If BabyWalk works as well in practice as the paper’s coauthors assert, it could be a boon for companies developing autonomous machines bound for homes and factory floors. Highly robust robots must navigate the world by inferring their whereabouts from visual information (i.e., camera images), trajectories, and natural language instructions. Problematically, this entails training AI on an immense amount of data, which is computationally costly.

By contrast, BabyWalk adopts a two-phase learning process with a special memory buffer to turn its past experiences into contexts for future steps.

In the first phase, BabyWalk learns from demonstrations (a process known as imitation learning) to accomplish the shorter steps. It’s given the steps paired with paths drawn by humans so it can internalize actions from shorter instructions; BabyWalk is tasked with following instructions so its trajectory matches the human’s, given context from the trajectory up to the latest step.

In the second phase, the agent is provided all of the human-drawn trajectories, historical context, and a long navigation instruction involving a number of steps. Here, BabyWalk employs curriculum-based reinforcement learning to maximize rewards on the navigation task with increasingly longer instructions.

Room2Room

Above: Images from the data set used to train and evaluate BabyWalk.

In experiments, the researchers trained BabyWalk on Room4Room, a benchmark for visually grounded natural language navigation in real buildings. Given 233,532 instructions with an average length of 58.4, the agent had to learn roughly 3.6 steps per instruction.

Judged by success rate, which measures the rate an agent stops within a specified distance near a goal location, BabyWalk achieved an average accuracy of 27.6% across Room4Room and previously unseen data sets. That might seem low, but on another metric — coverage weighted by length score, which measures whether ground-truth paths are followed — BabyWalk outperformed all other baselines with 47.9% accuracy. Moreover, on success rate weighted normalized dynamic time warping (SDTW), a separate metric that considers the similarity of paths by the agent and humans, BabyWalk once again beat baselines with 17.5% accuracy.

In future work, the researchers plan to investigate ways the gap between short and long tasks might be shortened and to tackle more complicated variations between learning settings and the real physical world.

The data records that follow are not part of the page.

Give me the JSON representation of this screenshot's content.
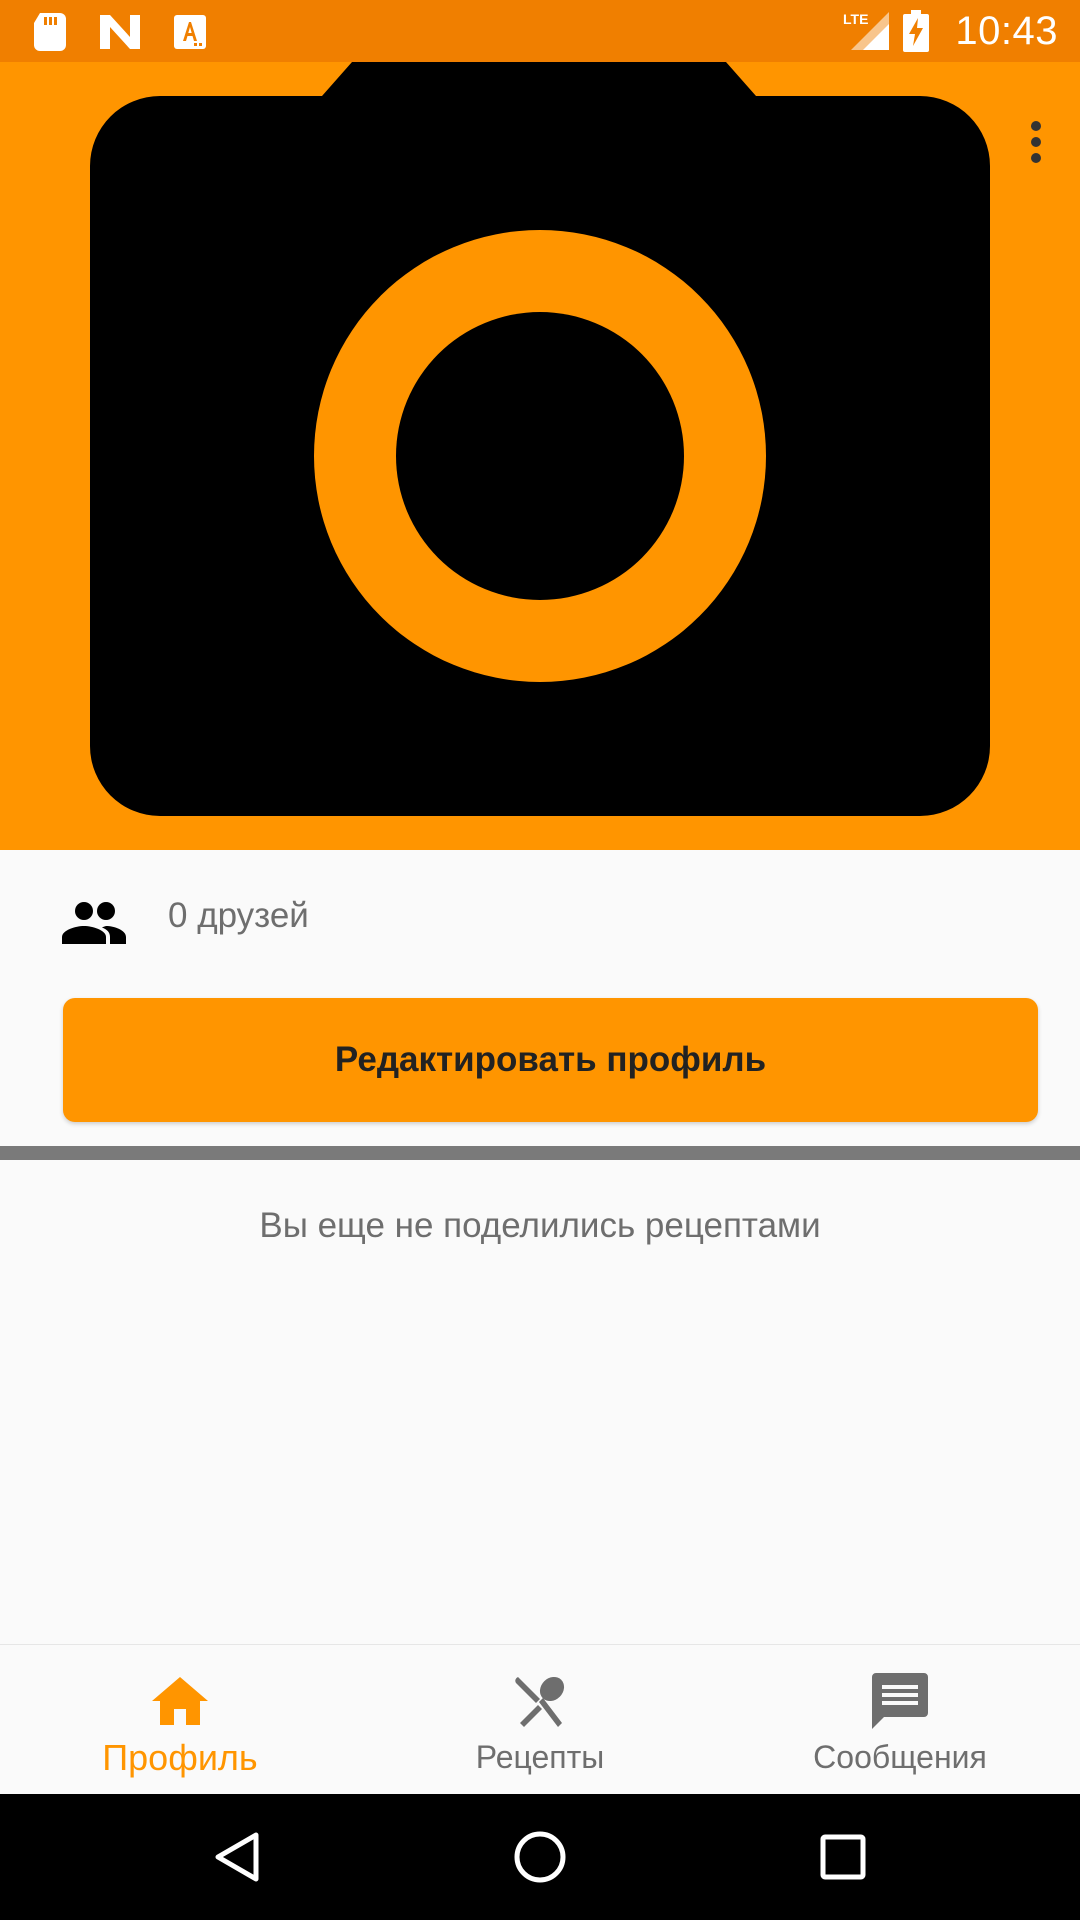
{
  "status_bar": {
    "time": "10:43",
    "network": "LTE",
    "icons": [
      "sd-card-icon",
      "n-logo-icon",
      "a-font-icon",
      "lte-signal-icon",
      "battery-charging-icon"
    ],
    "background": "#f07f00"
  },
  "header": {
    "placeholder_icon": "camera-icon",
    "background": "#ff9500",
    "menu_icon": "more-vert-icon"
  },
  "profile": {
    "friends_icon": "people-icon",
    "friends_text": "0 друзей",
    "edit_button_label": "Редактировать профиль",
    "empty_recipes_text": "Вы еще не поделились рецептами"
  },
  "bottom_nav": {
    "items": [
      {
        "label": "Профиль",
        "icon": "home-icon",
        "active": true
      },
      {
        "label": "Рецепты",
        "icon": "restaurant-icon",
        "active": false
      },
      {
        "label": "Сообщения",
        "icon": "message-icon",
        "active": false
      }
    ],
    "active_color": "#ff9500",
    "inactive_color": "#6e6e6e"
  },
  "system_nav": {
    "buttons": [
      "back-icon",
      "home-circle-icon",
      "recents-icon"
    ]
  }
}
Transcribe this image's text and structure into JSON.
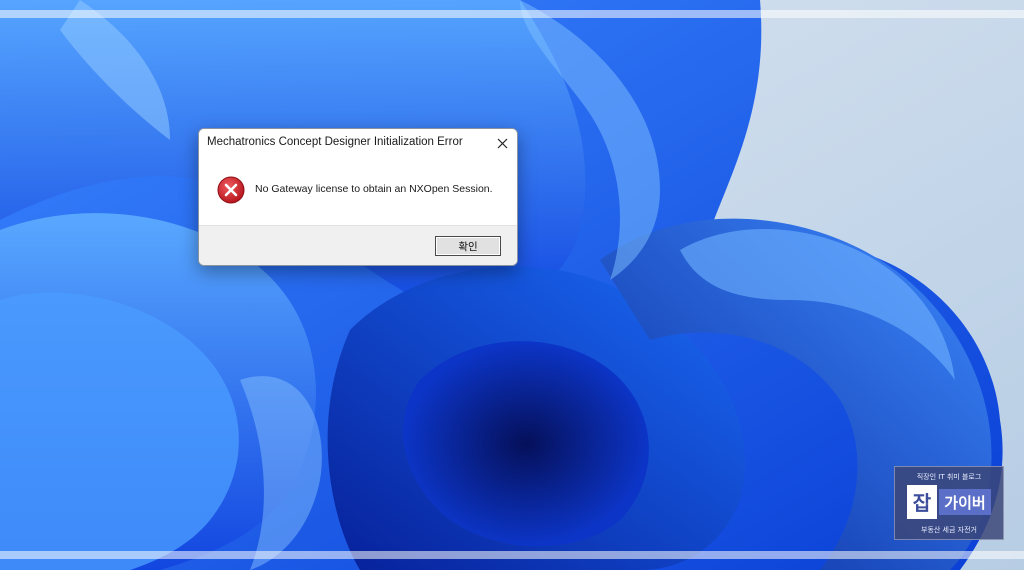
{
  "dialog": {
    "title": "Mechatronics Concept Designer Initialization Error",
    "message": "No Gateway license to obtain an NXOpen Session.",
    "ok_label": "확인",
    "icon": "error-icon",
    "close_icon": "close-icon"
  },
  "watermark": {
    "top_text": "직장인 IT 취미 블로그",
    "logo_main": "잡",
    "logo_side": "가이버",
    "bottom_text": "부동산 세금 자전거"
  },
  "colors": {
    "error_red": "#c8171e",
    "wallpaper_blue": "#1a5be8",
    "wallpaper_deep": "#0a2fb8",
    "sky": "#c9d9ea"
  }
}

In the near term, they plan to release BabyWalk’s code and training data sets on GitHub.

Combined with other emerging techniques in robotics, BabyWalk could form the basis of an impressively self-sufficient machine. Google researchers recently proposed AI that enables robots to make decisions on the fly; teaches them how to move by watching animals; and helps robots navigate around humans in offices. And the coauthors of an Amazon paper described a robot that asks questions when it’s confused about instructions.